4.  L’accomplissement de l’obligation fiduciaire

[63]  Avant de me pencher sur les arguments de Coldwater en l’espèce, il convient d’examiner, par souci d’exhaustivité, deux arguments qu’elle ne fait pas ou plus valoir, selon ce que j’en comprends.

[64]  D’abord, Coldwater a soutenu au départ que le ministre devait accepter ses instructions de ne pas consentir à la cession. Je souscris à l’opinion de la Cour fédérale selon laquelle le ministre n’était pas tenu d’obéir à ces instructions (motifs, paragraphe 196). Cet argument est incompatible avec l’admission par les appelants devant la Cour selon laquelle le ministre devait tenir compte des intérêts de toutes les parties touchées dans l’exploitation continue du pipeline. Ainsi, le ministre ne pouvait pas imposer des conditions à son consentement, ce qui était incompatible avec l’intérêt public dans l’exploitation continue du pipeline.

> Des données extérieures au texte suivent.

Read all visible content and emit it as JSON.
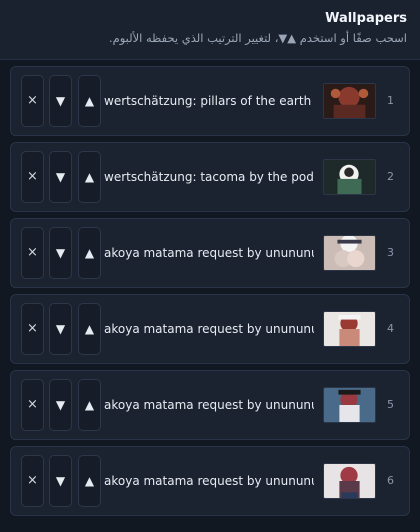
{
  "header": {
    "title": "Wallpapers",
    "subtitle": "اسحب صفًا أو استخدم ▲▼، لتغيير الترتيب الذي يحفظه الألبوم."
  },
  "icons": {
    "up": "▲",
    "down": "▼",
    "remove": "×"
  },
  "items": [
    {
      "index": "1",
      "name": "wertschätzung: pillars of the earth by...",
      "thumb_color": "#8a3a2c"
    },
    {
      "index": "2",
      "name": "wertschätzung: tacoma by the pod fr...",
      "thumb_color": "#3f6a54"
    },
    {
      "index": "3",
      "name": "akoya matama request by unununun...",
      "thumb_color": "#d8c9c2"
    },
    {
      "index": "4",
      "name": "akoya matama request by unununun...",
      "thumb_color": "#c98a7a"
    },
    {
      "index": "5",
      "name": "akoya matama request by unununun...",
      "thumb_color": "#4a6a8a"
    },
    {
      "index": "6",
      "name": "akoya matama request by unununun...",
      "thumb_color": "#5a3a48"
    }
  ]
}
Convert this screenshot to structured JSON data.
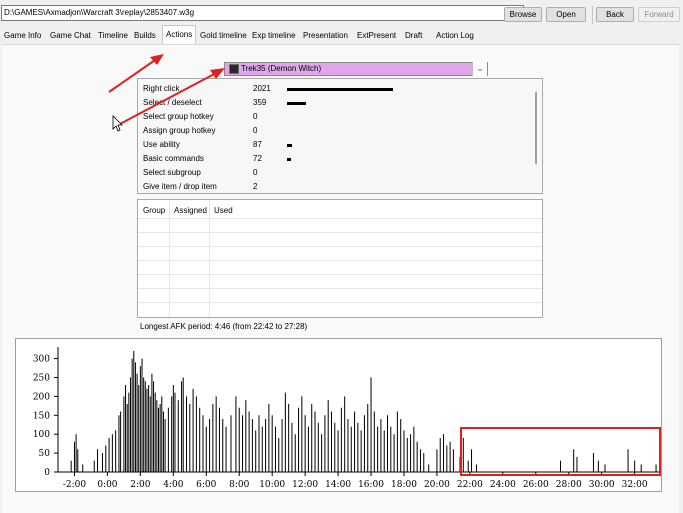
{
  "toolbar": {
    "path": "D:\\GAMES\\Axmadjon\\Warcraft 3\\replay\\2853407.w3g",
    "browse": "Browse",
    "open": "Open",
    "back": "Back",
    "forward": "Forward"
  },
  "tabs": [
    {
      "label": "Game Info"
    },
    {
      "label": "Game Chat"
    },
    {
      "label": "Timeline"
    },
    {
      "label": "Builds"
    },
    {
      "label": "Actions",
      "active": true
    },
    {
      "label": "Gold timeline"
    },
    {
      "label": "Exp timeline"
    },
    {
      "label": "Presentation"
    },
    {
      "label": "ExtPresent"
    },
    {
      "label": "Draft"
    },
    {
      "label": "Action Log"
    }
  ],
  "player_select": {
    "value": "Trek35 (Demon Witch)",
    "color": "#e2a6ec"
  },
  "actions": [
    {
      "label": "Right click",
      "value": "2021"
    },
    {
      "label": "Select / deselect",
      "value": "359"
    },
    {
      "label": "Select group hotkey",
      "value": "0"
    },
    {
      "label": "Assign group hotkey",
      "value": "0"
    },
    {
      "label": "Use ability",
      "value": "87"
    },
    {
      "label": "Basic commands",
      "value": "72"
    },
    {
      "label": "Select subgroup",
      "value": "0"
    },
    {
      "label": "Give item / drop item",
      "value": "2"
    }
  ],
  "groups": {
    "columns": [
      "Group",
      "Assigned",
      "Used"
    ]
  },
  "afk_text": "Longest AFK period: 4:46 (from 22:42 to 27:28)",
  "annotation_color": "#e02020",
  "chart_data": {
    "type": "bar",
    "ylim": [
      0,
      320
    ],
    "y_ticks": [
      "0",
      "50",
      "100",
      "150",
      "200",
      "250",
      "300"
    ],
    "x_ticks": [
      "-2:00",
      "0:00",
      "2:00",
      "4:00",
      "6:00",
      "8:00",
      "10:00",
      "12:00",
      "14:00",
      "16:00",
      "18:00",
      "20:00",
      "22:00",
      "24:00",
      "26:00",
      "28:00",
      "30:00",
      "32:00"
    ],
    "x_range_minutes": [
      -3,
      33.6
    ],
    "bar_width_minutes": 0.1,
    "values": [
      {
        "t": -2.2,
        "v": 30
      },
      {
        "t": -2.0,
        "v": 80
      },
      {
        "t": -1.9,
        "v": 100
      },
      {
        "t": -1.8,
        "v": 60
      },
      {
        "t": -1.5,
        "v": 20
      },
      {
        "t": -0.8,
        "v": 30
      },
      {
        "t": -0.6,
        "v": 60
      },
      {
        "t": -0.3,
        "v": 50
      },
      {
        "t": -0.1,
        "v": 70
      },
      {
        "t": 0.1,
        "v": 90
      },
      {
        "t": 0.3,
        "v": 100
      },
      {
        "t": 0.5,
        "v": 110
      },
      {
        "t": 0.7,
        "v": 150
      },
      {
        "t": 0.8,
        "v": 160
      },
      {
        "t": 1.0,
        "v": 200
      },
      {
        "t": 1.1,
        "v": 230
      },
      {
        "t": 1.2,
        "v": 180
      },
      {
        "t": 1.3,
        "v": 210
      },
      {
        "t": 1.4,
        "v": 250
      },
      {
        "t": 1.5,
        "v": 300
      },
      {
        "t": 1.6,
        "v": 320
      },
      {
        "t": 1.7,
        "v": 290
      },
      {
        "t": 1.8,
        "v": 260
      },
      {
        "t": 1.9,
        "v": 230
      },
      {
        "t": 2.0,
        "v": 280
      },
      {
        "t": 2.1,
        "v": 300
      },
      {
        "t": 2.2,
        "v": 250
      },
      {
        "t": 2.3,
        "v": 240
      },
      {
        "t": 2.4,
        "v": 220
      },
      {
        "t": 2.5,
        "v": 230
      },
      {
        "t": 2.6,
        "v": 200
      },
      {
        "t": 2.7,
        "v": 260
      },
      {
        "t": 2.8,
        "v": 240
      },
      {
        "t": 2.9,
        "v": 210
      },
      {
        "t": 3.0,
        "v": 190
      },
      {
        "t": 3.1,
        "v": 170
      },
      {
        "t": 3.2,
        "v": 180
      },
      {
        "t": 3.3,
        "v": 200
      },
      {
        "t": 3.4,
        "v": 160
      },
      {
        "t": 3.5,
        "v": 140
      },
      {
        "t": 3.7,
        "v": 170
      },
      {
        "t": 3.9,
        "v": 200
      },
      {
        "t": 4.0,
        "v": 230
      },
      {
        "t": 4.1,
        "v": 210
      },
      {
        "t": 4.3,
        "v": 190
      },
      {
        "t": 4.5,
        "v": 240
      },
      {
        "t": 4.6,
        "v": 250
      },
      {
        "t": 4.8,
        "v": 200
      },
      {
        "t": 5.0,
        "v": 180
      },
      {
        "t": 5.2,
        "v": 220
      },
      {
        "t": 5.4,
        "v": 200
      },
      {
        "t": 5.6,
        "v": 170
      },
      {
        "t": 5.8,
        "v": 150
      },
      {
        "t": 6.0,
        "v": 120
      },
      {
        "t": 6.2,
        "v": 140
      },
      {
        "t": 6.4,
        "v": 180
      },
      {
        "t": 6.6,
        "v": 200
      },
      {
        "t": 6.8,
        "v": 170
      },
      {
        "t": 7.0,
        "v": 140
      },
      {
        "t": 7.2,
        "v": 120
      },
      {
        "t": 7.5,
        "v": 150
      },
      {
        "t": 7.8,
        "v": 200
      },
      {
        "t": 8.0,
        "v": 170
      },
      {
        "t": 8.2,
        "v": 150
      },
      {
        "t": 8.4,
        "v": 190
      },
      {
        "t": 8.6,
        "v": 160
      },
      {
        "t": 8.8,
        "v": 140
      },
      {
        "t": 9.0,
        "v": 110
      },
      {
        "t": 9.2,
        "v": 150
      },
      {
        "t": 9.4,
        "v": 120
      },
      {
        "t": 9.6,
        "v": 140
      },
      {
        "t": 9.8,
        "v": 180
      },
      {
        "t": 10.0,
        "v": 150
      },
      {
        "t": 10.2,
        "v": 120
      },
      {
        "t": 10.4,
        "v": 90
      },
      {
        "t": 10.6,
        "v": 140
      },
      {
        "t": 10.8,
        "v": 210
      },
      {
        "t": 11.0,
        "v": 180
      },
      {
        "t": 11.2,
        "v": 130
      },
      {
        "t": 11.4,
        "v": 100
      },
      {
        "t": 11.6,
        "v": 170
      },
      {
        "t": 11.8,
        "v": 200
      },
      {
        "t": 12.0,
        "v": 150
      },
      {
        "t": 12.2,
        "v": 120
      },
      {
        "t": 12.4,
        "v": 180
      },
      {
        "t": 12.6,
        "v": 160
      },
      {
        "t": 12.8,
        "v": 130
      },
      {
        "t": 13.0,
        "v": 100
      },
      {
        "t": 13.2,
        "v": 150
      },
      {
        "t": 13.4,
        "v": 190
      },
      {
        "t": 13.6,
        "v": 160
      },
      {
        "t": 13.8,
        "v": 130
      },
      {
        "t": 14.0,
        "v": 110
      },
      {
        "t": 14.2,
        "v": 170
      },
      {
        "t": 14.4,
        "v": 200
      },
      {
        "t": 14.6,
        "v": 140
      },
      {
        "t": 14.8,
        "v": 120
      },
      {
        "t": 15.0,
        "v": 160
      },
      {
        "t": 15.2,
        "v": 130
      },
      {
        "t": 15.4,
        "v": 110
      },
      {
        "t": 15.6,
        "v": 150
      },
      {
        "t": 15.8,
        "v": 180
      },
      {
        "t": 16.0,
        "v": 250
      },
      {
        "t": 16.2,
        "v": 160
      },
      {
        "t": 16.4,
        "v": 120
      },
      {
        "t": 16.6,
        "v": 140
      },
      {
        "t": 16.8,
        "v": 110
      },
      {
        "t": 17.0,
        "v": 150
      },
      {
        "t": 17.2,
        "v": 120
      },
      {
        "t": 17.4,
        "v": 100
      },
      {
        "t": 17.6,
        "v": 160
      },
      {
        "t": 17.8,
        "v": 140
      },
      {
        "t": 18.0,
        "v": 110
      },
      {
        "t": 18.2,
        "v": 90
      },
      {
        "t": 18.4,
        "v": 100
      },
      {
        "t": 18.6,
        "v": 120
      },
      {
        "t": 18.8,
        "v": 80
      },
      {
        "t": 19.0,
        "v": 60
      },
      {
        "t": 19.2,
        "v": 50
      },
      {
        "t": 19.5,
        "v": 20
      },
      {
        "t": 20.0,
        "v": 60
      },
      {
        "t": 20.2,
        "v": 90
      },
      {
        "t": 20.4,
        "v": 100
      },
      {
        "t": 20.6,
        "v": 70
      },
      {
        "t": 20.8,
        "v": 80
      },
      {
        "t": 21.0,
        "v": 60
      },
      {
        "t": 21.4,
        "v": 40
      },
      {
        "t": 21.6,
        "v": 90
      },
      {
        "t": 21.9,
        "v": 30
      },
      {
        "t": 22.1,
        "v": 60
      },
      {
        "t": 22.4,
        "v": 20
      },
      {
        "t": 27.5,
        "v": 30
      },
      {
        "t": 28.3,
        "v": 60
      },
      {
        "t": 28.5,
        "v": 40
      },
      {
        "t": 29.5,
        "v": 50
      },
      {
        "t": 29.8,
        "v": 30
      },
      {
        "t": 30.2,
        "v": 20
      },
      {
        "t": 31.6,
        "v": 60
      },
      {
        "t": 32.0,
        "v": 30
      },
      {
        "t": 32.4,
        "v": 20
      },
      {
        "t": 33.3,
        "v": 20
      }
    ]
  }
}
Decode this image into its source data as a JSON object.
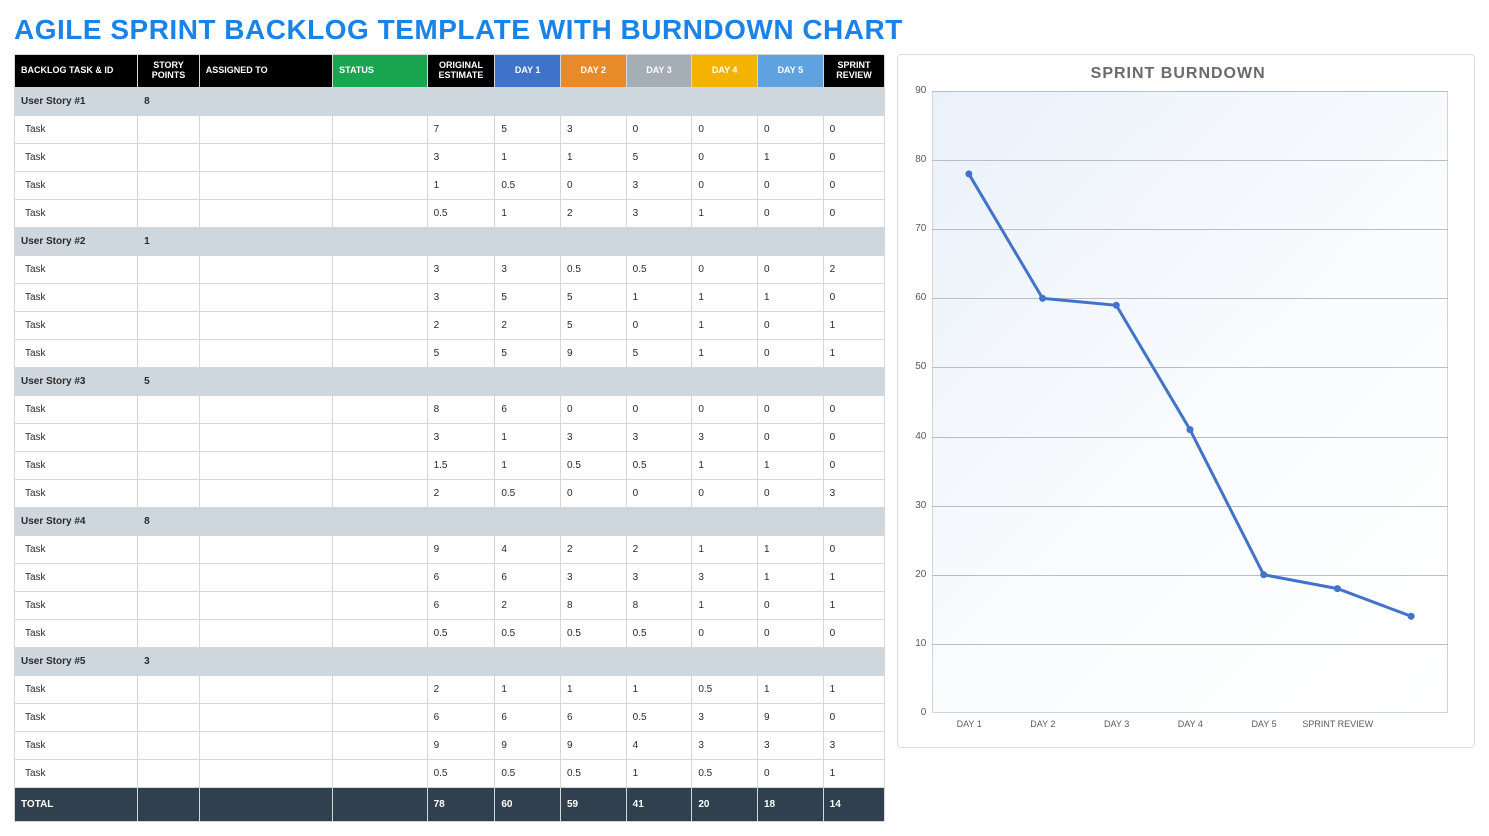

[65]  Ensuite, Coldwater a fait valoir que le ministre a commis une erreur lorsqu’il a omis de tenir compte de l’incidence du prolongement proposé du pipeline. Je souscris à l’avis de la Cour fédérale selon lequel le ministre n’avait pas à tenir compte de cette question. Comme la Cour fédérale l’a fait remarquer à juste titre, Kinder Morgan a déclaré que le prolongement projeté ne serait pas réalisé sans le consentement de Coldwater (motifs, paragraphes 218, 221). En l’espèce, l’avocat des appelants a reconnu que le fait de suggérer que le prolongement augmenterait la vie du pipeline n’était qu’une spéculation.

[66]  Devant la Cour, l’argument de Coldwater repose sur sa prétention selon laquelle les conditions de l’acte formaliste bilatéral de servitude [traduction] « sont dépassées, inconsidérées et mal adaptées à l’utilisation actuelle et future des terres de Coldwater aux fins du transport de pétrole dans un avenir indéfini ». Elle fait valoir que le [traduction] « ministre avait le pouvoir discrétionnaire ainsi que l’obligation d’exercer un pouvoir relativement à cette servitude en exigeant des négociations visant une entente de servitude renouvelée comme condition à tout consentement à la cession demandée par Kinder Morgan. C’est ce qu’une personne faisant preuve d’une prudence ordinaire aurait fait si elle avait ce pouvoir relativement à ses propres terres ».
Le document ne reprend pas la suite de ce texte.